Parameter spaces are the set of all possible combinations of values for all the different parameters contained in a particular model. Reducing the dimensions of these spaces is a powerful aid for model-based design studies. Identifying important parameters, or key 'subspaces' of interest can result in more efficient design representations and faster design cycle times. For instance, if one is designing an aeroplane wing's aerofoil, and if only 3 of the 200 design parameters are important, why use the remaining 197?
Explaining the science
This field is grounded in methods for identifying structure in high-dimensional design spaces and parameterisations. High dimensional data occurs when the number of features of a dataset (attributes, independent variables etc) is greater than the number of samples (data points, instances). This project leverages ideas from dimension reduction, active 'subspaces' - parts of a larger parameter spaces - and ridge approximations.

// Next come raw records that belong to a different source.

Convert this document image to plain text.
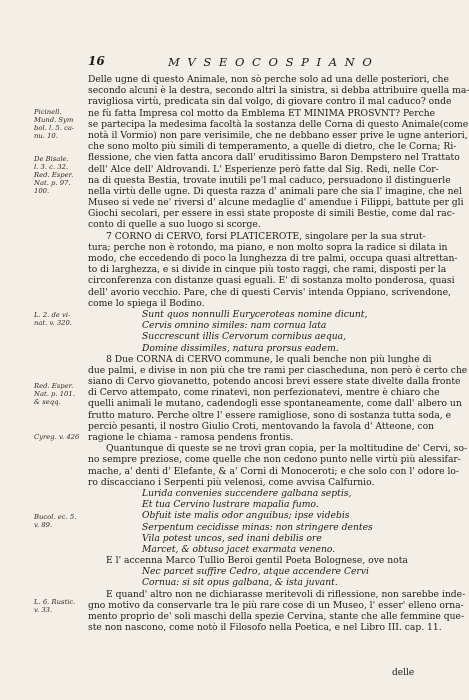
16	M V S E O C O S P I A N O
Picinell.
Mund. Sym
bol. l. 5. ca-
nu. 10.
De Bisale.
l. 3. c. 32.
Red. Esper.
Nat. p. 97.
100.
L. 2. de vi-
nat. v. 320.
Red. Esper.
Nat. p. 101.
& seqq.
Cyreg. v. 426
Bucol. ec. 5.
v. 89.
L. 6. Rustic.
v. 33.
Delle ugne di questo Animale, non sò perche solo ad una delle posteriori, che
secondo alcuni è la destra, secondo altri la sinistra, si debba attribuire quella ma-
ravigliosa virtù, predicata sin dal volgo, di giovare contro il mal caduco? onde
ne fù fatta Impresa col motto da Emblema ET MINIMA PROSVNT? Perche
se partecipa la medesima facoltà la sostanza delle Corna di questo Animale(come
notà il Vormio) non pare verisimile, che ne debbano esser prive le ugne anteriori,
che sono molto più simili di temperamento, a quelle di dietro, che le Corna; Ri-
flessione, che vien fatta ancora dall' eruditissimo Baron Dempstero nel Trattato
dell' Alce dell' Aldrovandi. L' Esperienze però fatte dal Sig. Redi, nelle Cor-
na di questa Bestia, trovate inutili pe'l mal caduco, persuadono il distinguerle
nella virtù delle ugne. Di questa razza d' animali pare che sia l' imagine, che nel
Museo si vede ne' riversi d' alcune medaglie d' amendue i Filippi, battute per gli
Giochi secolari, per essere in essi state proposte di simili Bestie, come dal rac-
conto di quelle a suo luogo si scorge.
7 CORNO di CERVO, forsi PLATICEROTE, singolare per la sua strut-
tura; perche non è rotondo, ma piano, e non molto sopra la radice si dilata in
modo, che eccedendo di poco la lunghezza di tre palmi, occupa quasi altrettan-
to di larghezza, e si divide in cinque più tosto raggi, che rami, disposti per la
circonferenza con distanze quasi eguali. E' di sostanza molto ponderosa, quasi
dell' avorio vecchio. Pare, che di questi Cervis' intenda Oppiano, scrivendone,
come lo spiega il Bodino.
Sunt quos nonnulli Euryceroteas nomine dicunt,
Cervis omnino similes: nam cornua lata
Succrescunt illis Cervorum cornibus aequa,
Domine dissimiles, natura prorsus eadem.
8 Due CORNA di CERVO commune, le quali benche non più lunghe di
due palmi, e divise in non più che tre rami per ciascheduna, non però è certo che
siano di Cervo giovanetto, potendo ancosi brevi essere state divelte dalla fronte
di Cervo attempato, come rinatevi, non perfezionatevi, mentre è chiaro che
quelli animali le mutano, cadendogli esse spontaneamente, come dall' albero un
frutto maturo. Perche oltre l' essere ramigliose, sono di sostanza tutta soda, e
perciò pesanti, il nostro Giulio Croti, mentovando la favola d' Atteone, con
ragione le chiama - ramosa pendens frontis.
Quantunque di queste se ne trovi gran copia, per la moltitudine de' Cervi, so-
no sempre preziose, come quelle che non cedono punto nelle virtù più alessifar-
mache, a' denti d' Elefante, & a' Corni di Monoceroti; e che solo con l' odore lo-
ro discacciano i Serpenti più velenosi, come avvisa Calfurnio.
Lurida convenies succendere galbana septis,
Et tua Cervino lustrare mapalia fumo.
Obfuit iste malis odor anguibus; ipse videbis
Serpentum cecidisse minas: non stringere dentes
Vila potest uncos, sed inani debilis ore
Marcet, & obtuso jacet exarmata veneno.
E l' accenna Marco Tullio Beroi gentil Poeta Bolognese, ove nota
Nec parcet suffire Cedro, atque accendere Cervi
Cornua: si sit opus galbana, & ista juvant.
E quand' altro non ne dichiarasse meritevoli di riflessione, non sarebbe inde-
gno motivo da conservarle tra le più rare cose di un Museo, l' esser' elleno orna-
mento proprio de' soli maschi della spezie Cervina, stante che alle femmine que-
ste non nascono, come notò il Filosofo nella Poetica, e nel Libro III. cap. 11.
delle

This project involves a answering a number of challenges and questions. The first is how to identify what the important parameters are in, particularly high-dimensional spaces or indeed the key 'subspaces'. Once identified how do you empower a better understanding of the governing physics of the problem - e.g. flow over an aerofoil. Finally, how do you leverage the fact that a large majority of parameters are not important from the perspective of manufacturing? Can they be used to specify more design and performance-centric tolerances?
The work being developed to answer the challenges and questions raised above will be of use to the design and manufacturing of aerospace components, as in the example above of an aerofoil design.